Many crypto supporters see Enquiber’s tweet as a signal that the Zimbabwean government – like the governments of other countries – is simply trying to cherish some of the benefits of blockchain technology without financial control.
Blockchain Yes, not Bitcoin
According to the World Bank, about three million Zimbabweans live abroad and the remittances they send home account for more than 7 percent of the country’s economic output.
But intermediaries accept a large portion of the remittance pot for themselves: a commission fee of 10 to 20 percent to facilitate remittances from abroad.
“Costs can be significantly reduced through disrupted blockchain technology,” said Clive Mfambella, chief communications director at the Ministry of Finance.
“The use of blockchain is much broader than just crypto. We have a sandbox group to analyze the use of blockchain technology in Zimbabwe, created by the Reserve Bank,” he told Al Jazeera.
But some questions are the official impetus for blockchain technology.

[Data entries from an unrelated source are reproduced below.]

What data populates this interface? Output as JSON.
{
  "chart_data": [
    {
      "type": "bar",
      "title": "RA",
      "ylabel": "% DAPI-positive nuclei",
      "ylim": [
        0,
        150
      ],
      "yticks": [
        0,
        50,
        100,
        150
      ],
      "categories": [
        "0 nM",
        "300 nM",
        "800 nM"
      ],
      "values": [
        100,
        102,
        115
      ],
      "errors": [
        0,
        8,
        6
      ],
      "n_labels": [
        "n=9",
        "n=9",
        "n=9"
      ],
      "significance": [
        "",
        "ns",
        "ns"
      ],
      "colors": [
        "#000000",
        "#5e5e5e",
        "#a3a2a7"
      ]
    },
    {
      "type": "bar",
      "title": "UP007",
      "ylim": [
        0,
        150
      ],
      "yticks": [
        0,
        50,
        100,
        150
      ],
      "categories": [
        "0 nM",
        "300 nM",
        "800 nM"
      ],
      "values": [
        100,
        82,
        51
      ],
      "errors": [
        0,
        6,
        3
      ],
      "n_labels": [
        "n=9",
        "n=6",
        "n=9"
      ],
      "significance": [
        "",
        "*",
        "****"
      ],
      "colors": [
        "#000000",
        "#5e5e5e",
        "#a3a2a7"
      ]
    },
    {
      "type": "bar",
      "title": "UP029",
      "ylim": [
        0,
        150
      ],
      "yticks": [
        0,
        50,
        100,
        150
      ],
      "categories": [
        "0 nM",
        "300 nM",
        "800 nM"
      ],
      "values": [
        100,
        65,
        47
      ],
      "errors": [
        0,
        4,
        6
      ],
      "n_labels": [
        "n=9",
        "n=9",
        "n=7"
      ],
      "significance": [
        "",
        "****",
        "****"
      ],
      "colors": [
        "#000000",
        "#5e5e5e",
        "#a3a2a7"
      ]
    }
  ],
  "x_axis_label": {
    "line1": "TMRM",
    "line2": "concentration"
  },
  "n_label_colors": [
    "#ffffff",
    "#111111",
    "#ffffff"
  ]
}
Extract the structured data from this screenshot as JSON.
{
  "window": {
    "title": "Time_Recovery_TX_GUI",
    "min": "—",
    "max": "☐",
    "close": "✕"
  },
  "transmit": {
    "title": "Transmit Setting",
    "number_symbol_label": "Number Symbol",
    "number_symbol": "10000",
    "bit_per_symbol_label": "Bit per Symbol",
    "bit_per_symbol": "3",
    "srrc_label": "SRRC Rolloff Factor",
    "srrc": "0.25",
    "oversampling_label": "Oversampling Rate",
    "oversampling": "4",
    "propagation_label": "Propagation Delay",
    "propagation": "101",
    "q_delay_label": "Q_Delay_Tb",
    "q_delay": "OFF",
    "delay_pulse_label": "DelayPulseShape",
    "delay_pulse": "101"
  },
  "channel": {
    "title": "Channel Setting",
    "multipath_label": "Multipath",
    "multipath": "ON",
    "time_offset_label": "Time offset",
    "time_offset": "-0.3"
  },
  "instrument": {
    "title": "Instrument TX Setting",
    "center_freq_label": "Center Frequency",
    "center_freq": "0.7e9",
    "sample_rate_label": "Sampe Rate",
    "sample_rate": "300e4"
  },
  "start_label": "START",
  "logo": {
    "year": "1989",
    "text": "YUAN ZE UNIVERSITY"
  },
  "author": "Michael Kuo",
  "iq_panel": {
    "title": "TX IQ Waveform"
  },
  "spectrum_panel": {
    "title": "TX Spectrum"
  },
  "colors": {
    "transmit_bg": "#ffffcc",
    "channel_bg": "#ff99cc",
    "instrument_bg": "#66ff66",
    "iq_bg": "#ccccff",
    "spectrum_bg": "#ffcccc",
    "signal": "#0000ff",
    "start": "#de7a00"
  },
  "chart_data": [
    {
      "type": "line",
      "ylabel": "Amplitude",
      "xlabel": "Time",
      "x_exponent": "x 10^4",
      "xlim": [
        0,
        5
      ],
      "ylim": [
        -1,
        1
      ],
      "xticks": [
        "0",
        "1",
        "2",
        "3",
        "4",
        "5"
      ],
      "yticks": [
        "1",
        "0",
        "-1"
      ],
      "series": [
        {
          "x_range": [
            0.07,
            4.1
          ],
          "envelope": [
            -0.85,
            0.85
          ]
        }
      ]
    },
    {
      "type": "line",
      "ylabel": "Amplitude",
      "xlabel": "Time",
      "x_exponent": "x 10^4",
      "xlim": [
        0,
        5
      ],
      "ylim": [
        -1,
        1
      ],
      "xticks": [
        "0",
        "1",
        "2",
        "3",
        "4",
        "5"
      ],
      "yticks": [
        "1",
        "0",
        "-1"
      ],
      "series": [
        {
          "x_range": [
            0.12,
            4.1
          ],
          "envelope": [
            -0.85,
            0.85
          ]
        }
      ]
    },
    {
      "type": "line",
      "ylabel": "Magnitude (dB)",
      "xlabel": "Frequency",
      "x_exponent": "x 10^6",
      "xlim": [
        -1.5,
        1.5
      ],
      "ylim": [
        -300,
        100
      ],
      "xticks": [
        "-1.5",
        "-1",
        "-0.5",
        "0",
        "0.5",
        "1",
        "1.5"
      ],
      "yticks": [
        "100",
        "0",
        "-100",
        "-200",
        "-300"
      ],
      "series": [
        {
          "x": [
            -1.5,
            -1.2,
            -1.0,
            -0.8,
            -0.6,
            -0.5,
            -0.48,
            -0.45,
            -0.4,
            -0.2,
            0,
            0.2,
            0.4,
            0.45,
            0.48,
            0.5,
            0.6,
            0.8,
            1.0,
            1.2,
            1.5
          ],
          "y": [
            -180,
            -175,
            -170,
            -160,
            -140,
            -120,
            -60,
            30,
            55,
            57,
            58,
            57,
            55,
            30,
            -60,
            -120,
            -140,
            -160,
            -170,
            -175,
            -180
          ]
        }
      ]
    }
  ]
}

“I don’t think the government would be willing to accept it,” said Batnai Mayo, a Harare-based crypto trader. “This means they will relinquish part of their power to control the financial system.”

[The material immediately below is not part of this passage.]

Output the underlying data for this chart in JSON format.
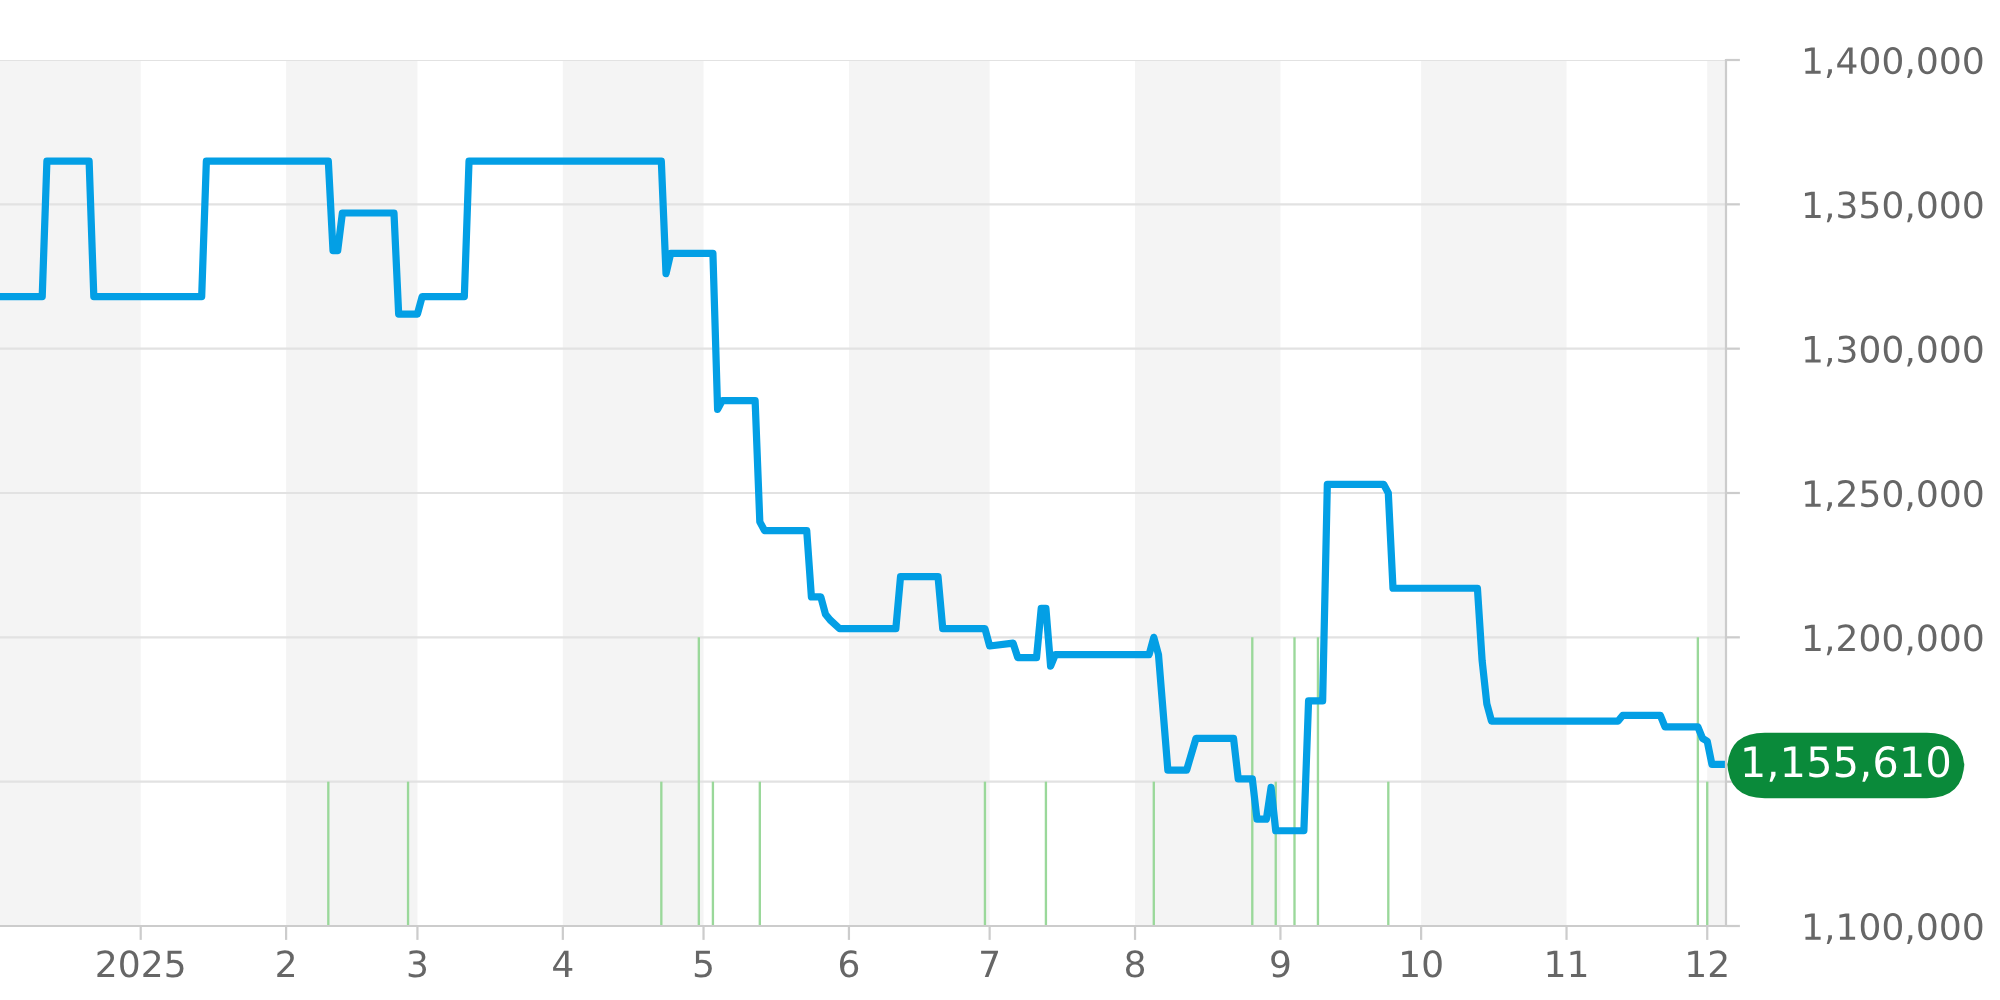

The use of blockchain is much more extensive than just crypto.
Chui, one of Zimbabwe’s leading cryptocurrency traders and promoters, also suspects that government blockchain incentives will soften the government’s crypto ban.
“Unfortunately, the government has not yet recognized cryptocurrency as an asset class,” Chui said. “I think his tweet was more personal and in no way represented the government’s point of view.”

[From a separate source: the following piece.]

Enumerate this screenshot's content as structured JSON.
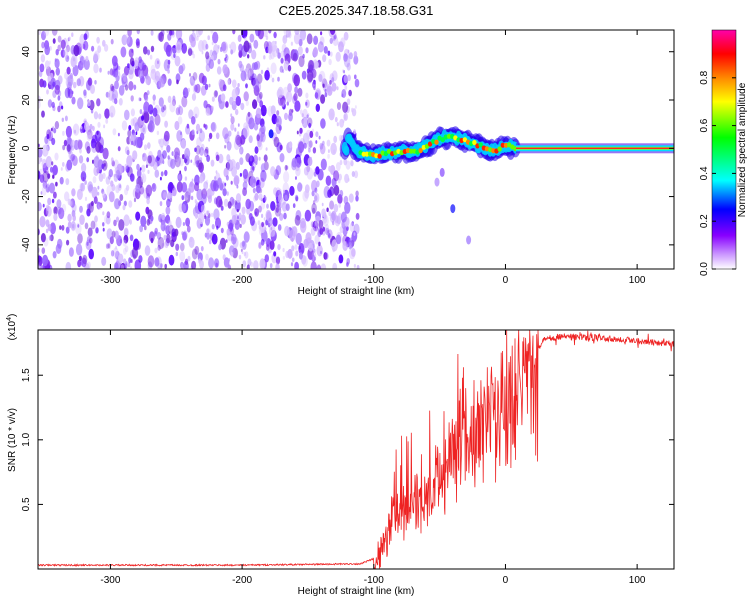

Zimbabwe is rarely alone. Governments around the world have imposed restrictions and even all-out restrictions on the transactions and use of cryptocurrencies as they try to strike a balance between cutting off the benefits of blockchain innovation without losing control over financial systems and policies.
But a hard line can have unintended consequences. After Zimbabwe banned cryptocurrency transactions, the country’s crypto traders went underground. They now rely on social media from a network of strict traders and enthusiasts to buy and sell digital assets in the country.
Unfortunately, the government has not yet recognized cryptocurrency as a resource class.
“Transactions are currently ongoing on a peer-to-peer basis,” Chui said. “We use social media to trade, be it Signal, Telegram, WhatsApp and Facebook.”
But the solution is problematic, he added. Buying and selling orders can take much longer to process, resulting in lower profits and larger losses. Social media platforms are also fertile breeding grounds for fraudsters. In a notorious case, a crypto pyramid scheme has reportedly cost investors 5 5 million.
“People have cheated millions of rupees,” Chui said.
Even if the government adopts crypto, economists say Zimbabwe may lag far behind the innovation curve to nurture a competitive indigenous crypto industry.
“We lag far behind Dubai in terms of cryptocurrencies, and when you look at locals, there are issues of trust and security in their finances,” Harare-based independent economist Victor Voroma told Al Jazeera.
If the government finally softens its extremism, Bhoroma it is slowly happening.
“Based on what has happened in the past where people have lost millions in pyramid schemes and failed to recover money, crypto adoption is going to be slow,” he said. “We are a very backward market. Yes, they will initially adopt but in the short to medium term, I don’t see many people adopting the use of cryptocurrencies widely.
But Chui said the child’s move by the government would also be an improvement.
“I think a lot more can be done to protect people who trade in cryptocurrencies,” he said. “If controlled exchange is approved and licensed, it will help bring transparency and certainty to the market.”